A Different Acts 1:8 Strategy

Why did Jesus say we would be his witnesses in Samaria rather than someplace like Galilee? And why do we often act like he said Galilee rather than Samaria?   Acts 1:8 reads, "But you will receive power when the Holy Spirit has come upon you, and you will be my witnesses in Jerusalem and in all Judea and Samaria, and to the end of the earth."  

One way we look at this (and I'm not saying it's wrong) is that Jerusalem is our community or city; Judea is our state, Samaria is the nation, and the end of the earth is the other nations.

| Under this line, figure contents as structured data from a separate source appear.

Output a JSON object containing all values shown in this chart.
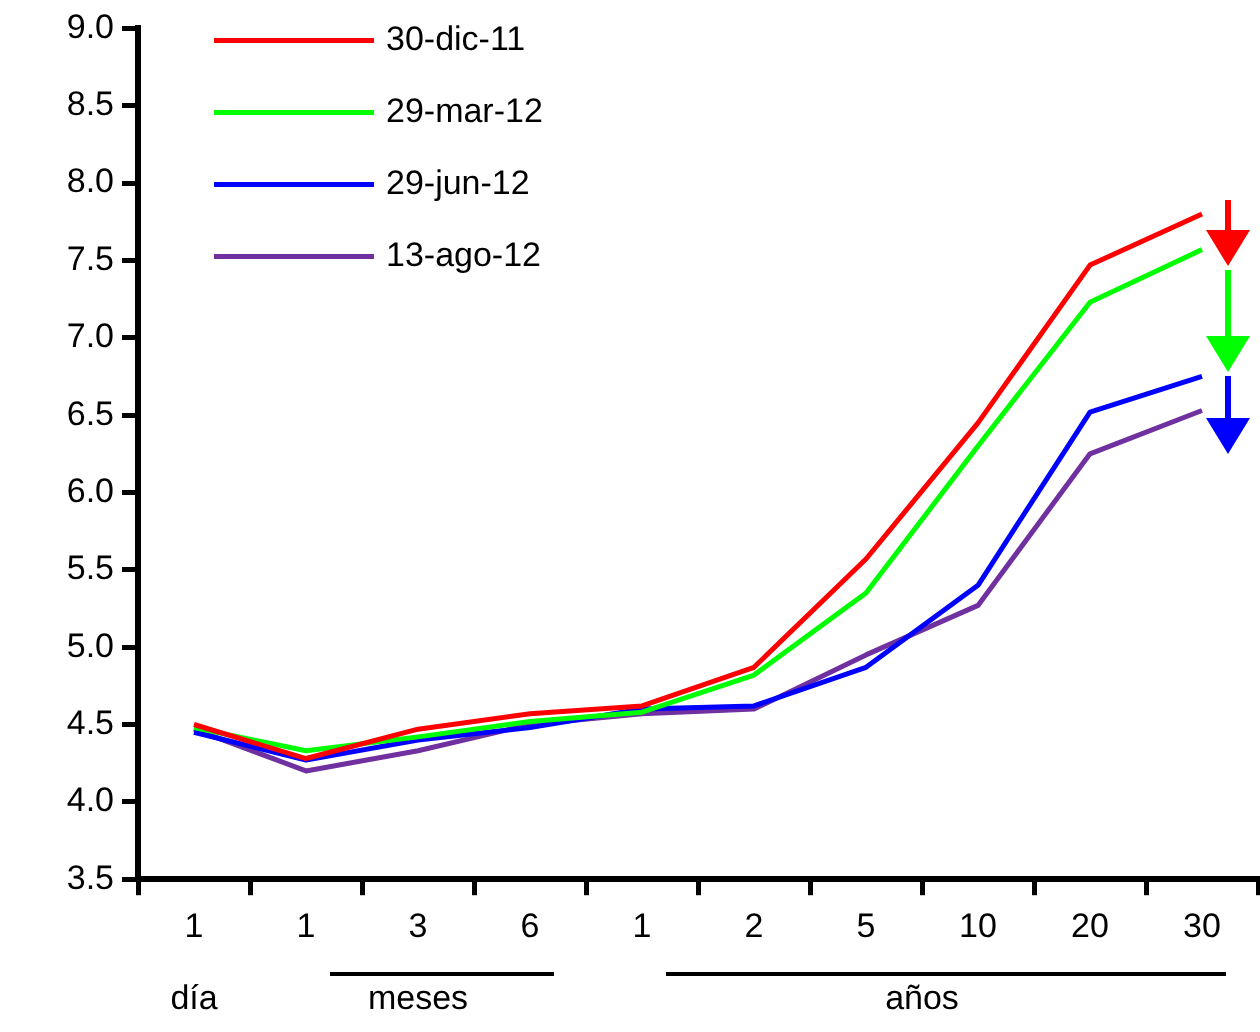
{
  "chart_data": {
    "type": "line",
    "categories": [
      "1",
      "1",
      "3",
      "6",
      "1",
      "2",
      "5",
      "10",
      "20",
      "30"
    ],
    "series": [
      {
        "name": "30-dic-11",
        "color": "#ff0000",
        "values": [
          4.5,
          4.28,
          4.47,
          4.57,
          4.62,
          4.87,
          5.57,
          6.45,
          7.47,
          7.8
        ]
      },
      {
        "name": "29-mar-12",
        "color": "#00ff00",
        "values": [
          4.48,
          4.33,
          4.42,
          4.52,
          4.58,
          4.82,
          5.35,
          6.3,
          7.23,
          7.57
        ]
      },
      {
        "name": "29-jun-12",
        "color": "#0000ff",
        "values": [
          4.45,
          4.27,
          4.4,
          4.48,
          4.6,
          4.62,
          4.87,
          5.4,
          6.52,
          6.75
        ]
      },
      {
        "name": "13-ago-12",
        "color": "#7030a0",
        "values": [
          4.47,
          4.2,
          4.33,
          4.5,
          4.57,
          4.6,
          4.95,
          5.27,
          6.25,
          6.53
        ]
      }
    ],
    "ylim": [
      3.5,
      9
    ],
    "yticks": [
      {
        "value": 3.5,
        "label": "3.5"
      },
      {
        "value": 4,
        "label": "4.0"
      },
      {
        "value": 4.5,
        "label": "4.5"
      },
      {
        "value": 5,
        "label": "5.0"
      },
      {
        "value": 5.5,
        "label": "5.5"
      },
      {
        "value": 6,
        "label": "6.0"
      },
      {
        "value": 6.5,
        "label": "6.5"
      },
      {
        "value": 7,
        "label": "7.0"
      },
      {
        "value": 7.5,
        "label": "7.5"
      },
      {
        "value": 8,
        "label": "8.0"
      },
      {
        "value": 8.5,
        "label": "8.5"
      },
      {
        "value": 9,
        "label": "9.0"
      }
    ],
    "annotations": [
      "día",
      "meses",
      "años"
    ],
    "grid": false,
    "legend": "top left",
    "marker": "none",
    "line_style": "solid"
  }
}
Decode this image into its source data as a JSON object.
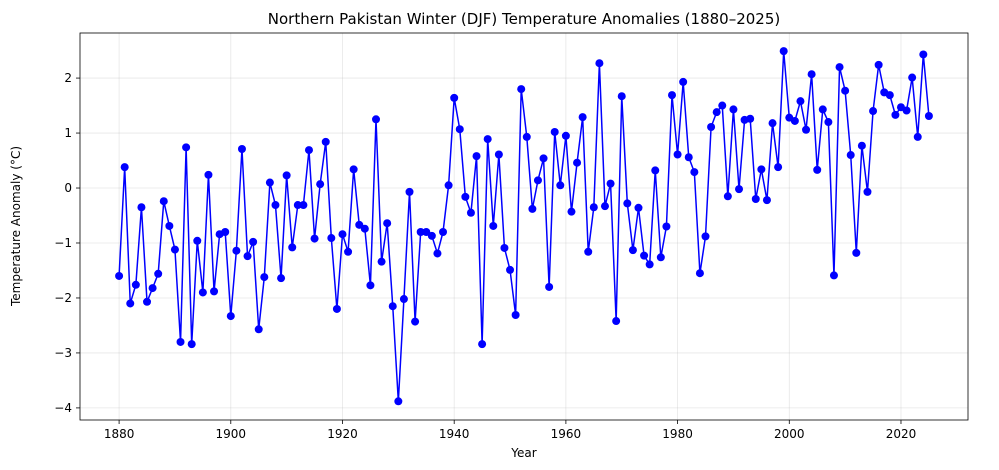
{
  "chart_data": {
    "type": "line",
    "title": "Northern Pakistan Winter (DJF) Temperature Anomalies (1880–2025)",
    "xlabel": "Year",
    "ylabel": "Temperature Anomaly (°C)",
    "xlim": [
      1873,
      2032
    ],
    "ylim": [
      -4.22,
      2.82
    ],
    "xticks": [
      1880,
      1900,
      1920,
      1940,
      1960,
      1980,
      2000,
      2020
    ],
    "yticks": [
      -4,
      -3,
      -2,
      -1,
      0,
      1,
      2
    ],
    "grid": true,
    "color": "#0000ff",
    "marker": "circle",
    "x": [
      1880,
      1881,
      1882,
      1883,
      1884,
      1885,
      1886,
      1887,
      1888,
      1889,
      1890,
      1891,
      1892,
      1893,
      1894,
      1895,
      1896,
      1897,
      1898,
      1899,
      1900,
      1901,
      1902,
      1903,
      1904,
      1905,
      1906,
      1907,
      1908,
      1909,
      1910,
      1911,
      1912,
      1913,
      1914,
      1915,
      1916,
      1917,
      1918,
      1919,
      1920,
      1921,
      1922,
      1923,
      1924,
      1925,
      1926,
      1927,
      1928,
      1929,
      1930,
      1931,
      1932,
      1933,
      1934,
      1935,
      1936,
      1937,
      1938,
      1939,
      1940,
      1941,
      1942,
      1943,
      1944,
      1945,
      1946,
      1947,
      1948,
      1949,
      1950,
      1951,
      1952,
      1953,
      1954,
      1955,
      1956,
      1957,
      1958,
      1959,
      1960,
      1961,
      1962,
      1963,
      1964,
      1965,
      1966,
      1967,
      1968,
      1969,
      1970,
      1971,
      1972,
      1973,
      1974,
      1975,
      1976,
      1977,
      1978,
      1979,
      1980,
      1981,
      1982,
      1983,
      1984,
      1985,
      1986,
      1987,
      1988,
      1989,
      1990,
      1991,
      1992,
      1993,
      1994,
      1995,
      1996,
      1997,
      1998,
      1999,
      2000,
      2001,
      2002,
      2003,
      2004,
      2005,
      2006,
      2007,
      2008,
      2009,
      2010,
      2011,
      2012,
      2013,
      2014,
      2015,
      2016,
      2017,
      2018,
      2019,
      2020,
      2021,
      2022,
      2023,
      2024,
      2025
    ],
    "y": [
      -1.6,
      0.38,
      -2.1,
      -1.76,
      -0.35,
      -2.07,
      -1.82,
      -1.56,
      -0.24,
      -0.69,
      -1.12,
      -2.8,
      0.74,
      -2.84,
      -0.96,
      -1.9,
      0.24,
      -1.88,
      -0.84,
      -0.8,
      -2.33,
      -1.14,
      0.71,
      -1.24,
      -0.98,
      -2.57,
      -1.62,
      0.1,
      -0.31,
      -1.64,
      0.23,
      -1.08,
      -0.31,
      -0.31,
      0.69,
      -0.92,
      0.07,
      0.84,
      -0.91,
      -2.2,
      -0.84,
      -1.16,
      0.34,
      -0.67,
      -0.74,
      -1.77,
      1.25,
      -1.34,
      -0.64,
      -2.15,
      -3.88,
      -2.02,
      -0.07,
      -2.43,
      -0.8,
      -0.8,
      -0.87,
      -1.19,
      -0.8,
      0.05,
      1.64,
      1.07,
      -0.16,
      -0.45,
      0.58,
      -2.84,
      0.89,
      -0.69,
      0.61,
      -1.09,
      -1.49,
      -2.31,
      1.8,
      0.93,
      -0.38,
      0.14,
      0.54,
      -1.8,
      1.02,
      0.05,
      0.95,
      -0.43,
      0.46,
      1.29,
      -1.16,
      -0.35,
      2.27,
      -0.33,
      0.08,
      -2.42,
      1.67,
      -0.28,
      -1.13,
      -0.36,
      -1.23,
      -1.39,
      0.32,
      -1.26,
      -0.7,
      1.69,
      0.61,
      1.93,
      0.56,
      0.29,
      -1.55,
      -0.88,
      1.11,
      1.38,
      1.5,
      -0.15,
      1.43,
      -0.02,
      1.24,
      1.26,
      -0.2,
      0.34,
      -0.22,
      1.18,
      0.38,
      2.49,
      1.28,
      1.22,
      1.58,
      1.06,
      2.07,
      0.33,
      1.43,
      1.2,
      -1.59,
      2.2,
      1.77,
      0.6,
      -1.18,
      0.77,
      -0.07,
      1.4,
      2.24,
      1.74,
      1.69,
      1.33,
      1.47,
      1.41,
      2.01,
      0.93,
      2.43,
      1.31
    ]
  }
}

But what's strange is the reality that the disciples weren't from Jerusalem and that wasn't even their home.  They were mostly from Galilee.  Yet, Jesus told them to stay in Jerusalem.  Why?

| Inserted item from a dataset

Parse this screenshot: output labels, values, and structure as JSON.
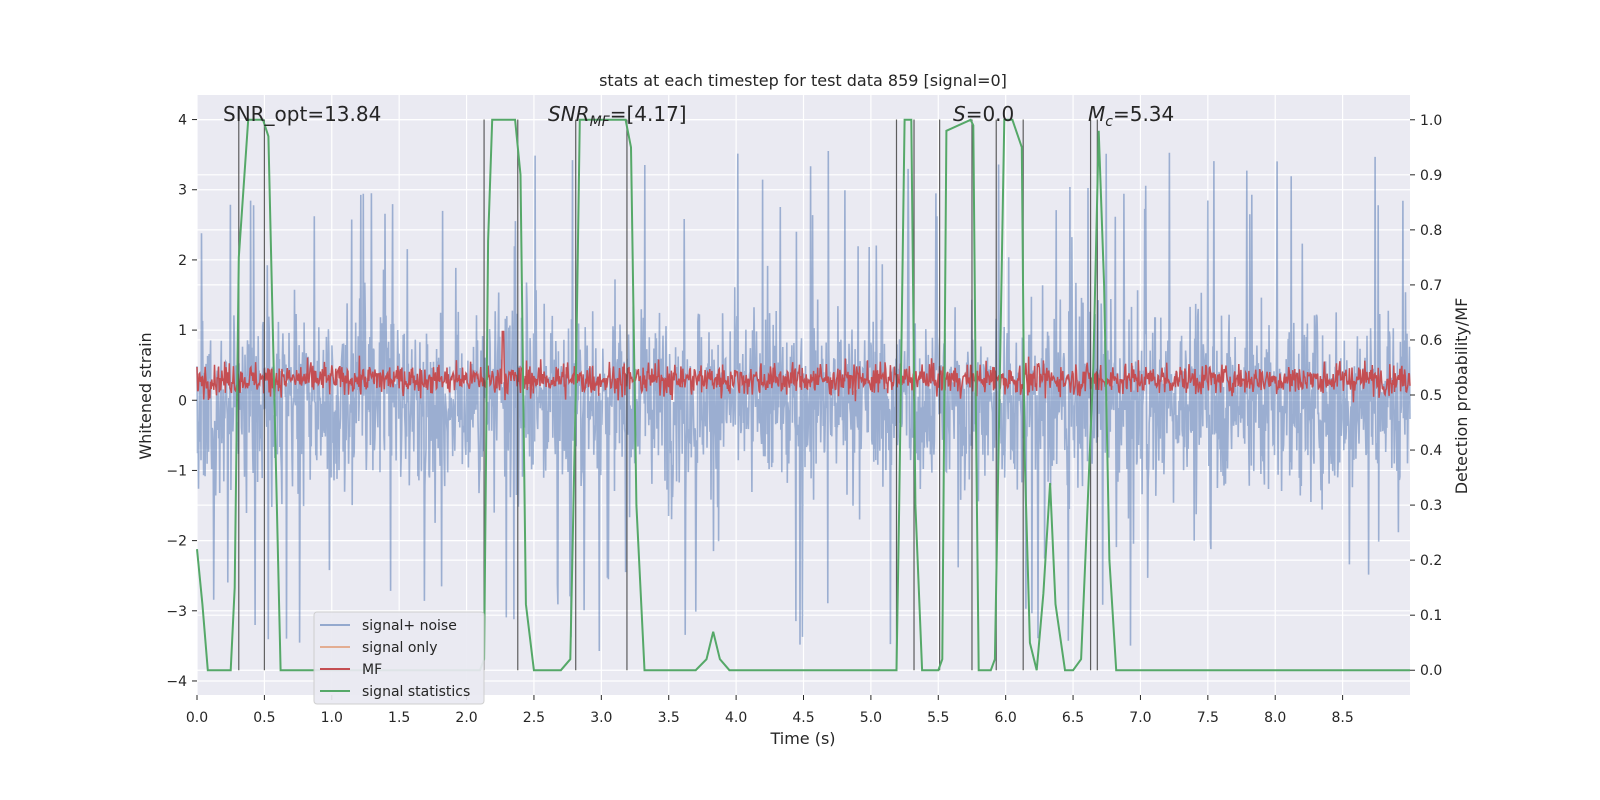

I believe there's another way to look at this mission plan.  

Jerusalem was a place were spiritual discussions were the norm.  There were already many people expecting spiritual things to happen.  There was a spiritual infrastructure with the temple and all the other religious systems. In addition, it was the place everybody was traveling to for spiritual activity and festivals.  There were already spiritually ready people when Acts 2 hit the scene.  You could say that Jerusalem was low hanging fruit.  And maybe that's why the Apostles struggled to leave and God had to bring on Acts 8:1 persecution.  Jerusalem might have been the starting place so the gospel could get a foothold and establish a hub of operations.  

Judea is the surrounding area, like a state, but it might have been more than that.  It was the highways and byways.  It was all the smaller communities that could easily be reached from the base of operations.  The idea might have been to start with any receptive people in Jerusalem and start working out.  Nonetheless, take some ground and get moving.  

Next comes Samaria.  

Samaria didn't have the best reputation in the Old Testament.  Sure, it was a home and burial place for kings, but Amos rebuked Ahab for building a elaborate palace.  Then Jezebel convinced her husband to make Samaria the epicenter for Ba'al worship.  And if that wasn't bad enough, she had God's prophets killed there.  In 2 Kings 6, the city is besieged and two women are fighting because they agreed to eat their babies, but after eating one of the babies the other women hid her baby.  The city didn't fall that day, but eventually it did.  The Assyrians end up exiling anyone of any significance, leaving a little more than 27,000 nobodies in Samaria.  Then the imported other concurred countries.  The people started inter-marrying and adopting false Gods.  It was so bad, that when it was time to rebuild Jerusalem Ezra and Nehemiah wouldn't let the people of Samaria take part.   

By the time of the New Testament, the strain between the returned Jews and the left-behind Samaria was so bad Jews had nothing to do with Samaria.  They went the long way around to avoid traveling through there.  

But Jesus had a heart for Samaria.  He not only traveled through Samaria, he stopped and talked with a Samaritan woman at a well, even telling her he was the Christ (something he didn't often do with the Jews).  He not only traveled through, he stayed there two more days. And remember when Jesus was sharing a story with the religious Pharisees about what it means to be a good neighbor? The goats in the story were religious Pharisees and the hero is the guy we call the Good Samaritan.  Jesus even rebuked James and John for wanting to call down fire from heaven to burn up Samaria (see Luke 9:55-56).   

Maybe our Samaria is the place our heart really doesn't want to see saved?  Samaria is the place we avoid.  It's not the sexy mission trip. Samaritans are those we look down on.  And maybe we don't want them in our churches but they rarely come anyway.   Samaria is on the "other side of the tracks."  

Jesus could have said go to Galilee, but I believe he needed to say as you're taking the gospel out from the starting place, don't bypass Samaria.  Go even where you don't want to.  

The end of the earth is when you've circled the globe and there's no place left.  Start where you can get a foothold and start working your way outward, never stoping.  

I wonder if every local church in the world did this, not neglecting Samaria, what might happen?  Share the gospel anywhere you can get something going, then keep working outward.  Help other churches where they're at.  When you go into a new place, get something going and keep working.  But by all means, don't forget or bypass Samaria!